Los inconformistas soviéticos que llegan, por ejemplo, a una clínica psiquiátrica son recibidos amablemente y se les tranquiliza sobre su estancia allí: simplemente van a ser curados de sus ideas extravagantes y reaccionarias, que han atrapado como otros atrapan un constipado. Los torturadores de tantos Estados tiránicos hacen su oficio escrupulosamente y quizá hasta sienten no poder mostrarse gentiles con los torturados; de ordinario no les odian, practican simplemente sobre ellos su arte de torturadores, y después de las experiencias de Stanley Migran, en 1974, en Estados Unidos, sabemos perfectamente que cualquiera de nosotros puede convertirse en un asesino.
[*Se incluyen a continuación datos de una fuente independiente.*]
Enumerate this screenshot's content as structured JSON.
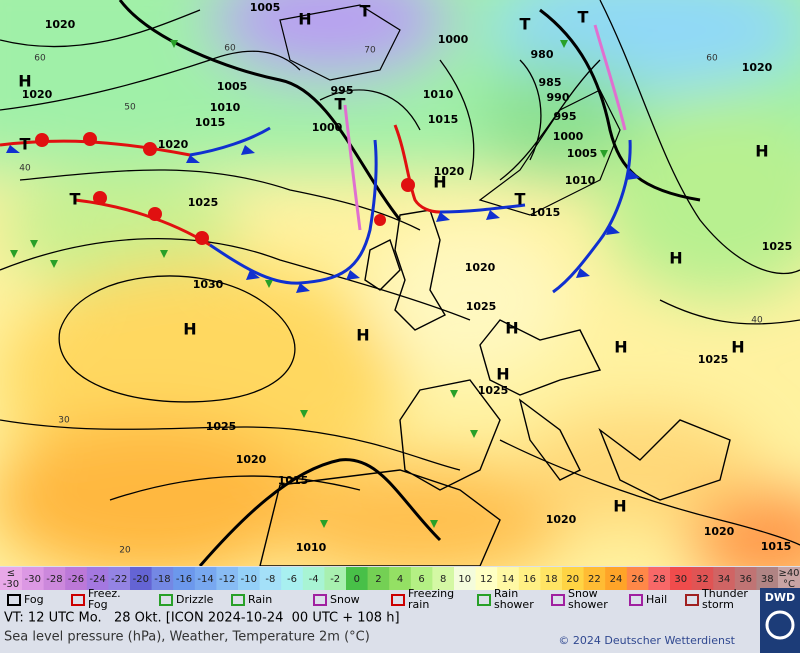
{
  "map": {
    "labels": [
      "1020",
      "1005",
      "H",
      "T",
      "1000",
      "T",
      "980",
      "T",
      "1020",
      "H",
      "1020",
      "1005",
      "995",
      "T",
      "1010",
      "985",
      "990",
      "995",
      "1010",
      "1015",
      "1000",
      "1015",
      "1000",
      "1005",
      "H",
      "1020",
      "T",
      "1020",
      "H",
      "1010",
      "T",
      "1025",
      "T",
      "1015",
      "1025",
      "1020",
      "H",
      "1030",
      "1025",
      "H",
      "H",
      "H",
      "H",
      "H",
      "1025",
      "H",
      "1025",
      "1025",
      "1020",
      "1015",
      "1020",
      "H",
      "1020",
      "1015",
      "1010",
      "60",
      "50",
      "40",
      "30",
      "20",
      "70",
      "60",
      "40",
      "60"
    ]
  },
  "scale": {
    "first": {
      "top": "≤",
      "bottom": "-30",
      "color": "#e8a8e8"
    },
    "cells": [
      {
        "label": "-30",
        "color": "#dc98e4"
      },
      {
        "label": "-28",
        "color": "#cc88dc"
      },
      {
        "label": "-26",
        "color": "#bc78d8"
      },
      {
        "label": "-24",
        "color": "#a478e0"
      },
      {
        "label": "-22",
        "color": "#9484e4"
      },
      {
        "label": "-20",
        "color": "#6464d4"
      },
      {
        "label": "-18",
        "color": "#7488e4"
      },
      {
        "label": "-16",
        "color": "#6c98ec"
      },
      {
        "label": "-14",
        "color": "#78a8f0"
      },
      {
        "label": "-12",
        "color": "#88bcf4"
      },
      {
        "label": "-10",
        "color": "#94d0f8"
      },
      {
        "label": "-8",
        "color": "#a4e0f8"
      },
      {
        "label": "-6",
        "color": "#a8f0f0"
      },
      {
        "label": "-4",
        "color": "#a8f4d4"
      },
      {
        "label": "-2",
        "color": "#a8f0b0"
      },
      {
        "label": "0",
        "color": "#48c048"
      },
      {
        "label": "2",
        "color": "#74d054"
      },
      {
        "label": "4",
        "color": "#94e064"
      },
      {
        "label": "6",
        "color": "#b4f084"
      },
      {
        "label": "8",
        "color": "#d4f8a4"
      },
      {
        "label": "10",
        "color": "#f4fcdc"
      },
      {
        "label": "12",
        "color": "#ffffc4"
      },
      {
        "label": "14",
        "color": "#fff8a4"
      },
      {
        "label": "16",
        "color": "#fff084"
      },
      {
        "label": "18",
        "color": "#ffe464"
      },
      {
        "label": "20",
        "color": "#ffd444"
      },
      {
        "label": "22",
        "color": "#ffbc34"
      },
      {
        "label": "24",
        "color": "#ffa428"
      },
      {
        "label": "26",
        "color": "#ff8848"
      },
      {
        "label": "28",
        "color": "#f86868"
      },
      {
        "label": "30",
        "color": "#f04c4c"
      },
      {
        "label": "32",
        "color": "#e05454"
      },
      {
        "label": "34",
        "color": "#d06464"
      },
      {
        "label": "36",
        "color": "#c07474"
      },
      {
        "label": "38",
        "color": "#b08484"
      }
    ],
    "last": {
      "top": "≥40",
      "bottom": "°C",
      "color": "#c8a4a4"
    }
  },
  "legend": [
    [
      "Fog"
    ],
    [
      "Freez.",
      "Fog"
    ],
    [
      "Drizzle"
    ],
    [
      "Rain"
    ],
    [
      "Snow"
    ],
    [
      "Freezing",
      "rain"
    ],
    [
      "Rain",
      "shower"
    ],
    [
      "Snow",
      "shower"
    ],
    [
      "Hail"
    ],
    [
      "Thunder",
      "storm"
    ]
  ],
  "footer": {
    "valid": "VT: 12 UTC Mo.   28 Okt. [ICON 2024-10-24  00 UTC + 108 h]",
    "subtitle": "Sea level pressure (hPa), Weather, Temperature 2m (°C)",
    "copyright": "© 2024 Deutscher Wetterdienst",
    "logo": "DWD"
  }
}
En la reunión que Amnesty International ha dedicado este mismo mes, en Ginebra, a estudiar esta cuestión de la tortura, la doctora Haritos Faturos ha explicado detalladamente cómo durante la dictadura griega se hacía de un buen muchacho de campo un excelente torturador, pero también cómo un químico, un médico o un psiquiatra pueden convertirse en un «herr doktor» que vigile la tortura, tranquilice a la víctima y la ayude a cosificarse. Y todo esto quiere decir una cosa sobre todo: que Holocausto se está preparando en una o en muchas partes, e incluso que se está llevando a cabo, que no es historia, sino una peste que puede enfermarnos; que basta para ello que no queramos «saber» o nos dediquemos a poner tiestos con geranios, es decir, cortinas de humo y justificación, cortesía y «comprensión» con la violencia. Es suficiente con que aceptemos la violencia y el horror, el aplastamiento del hombre, en suma, una sola vez para que ya cualquier honorable «Fundación Hackenholdt» pueda enrolarnos como honorables miembros y convertirnos en «el doctor». Ninguno de nosotros está libre del contagio.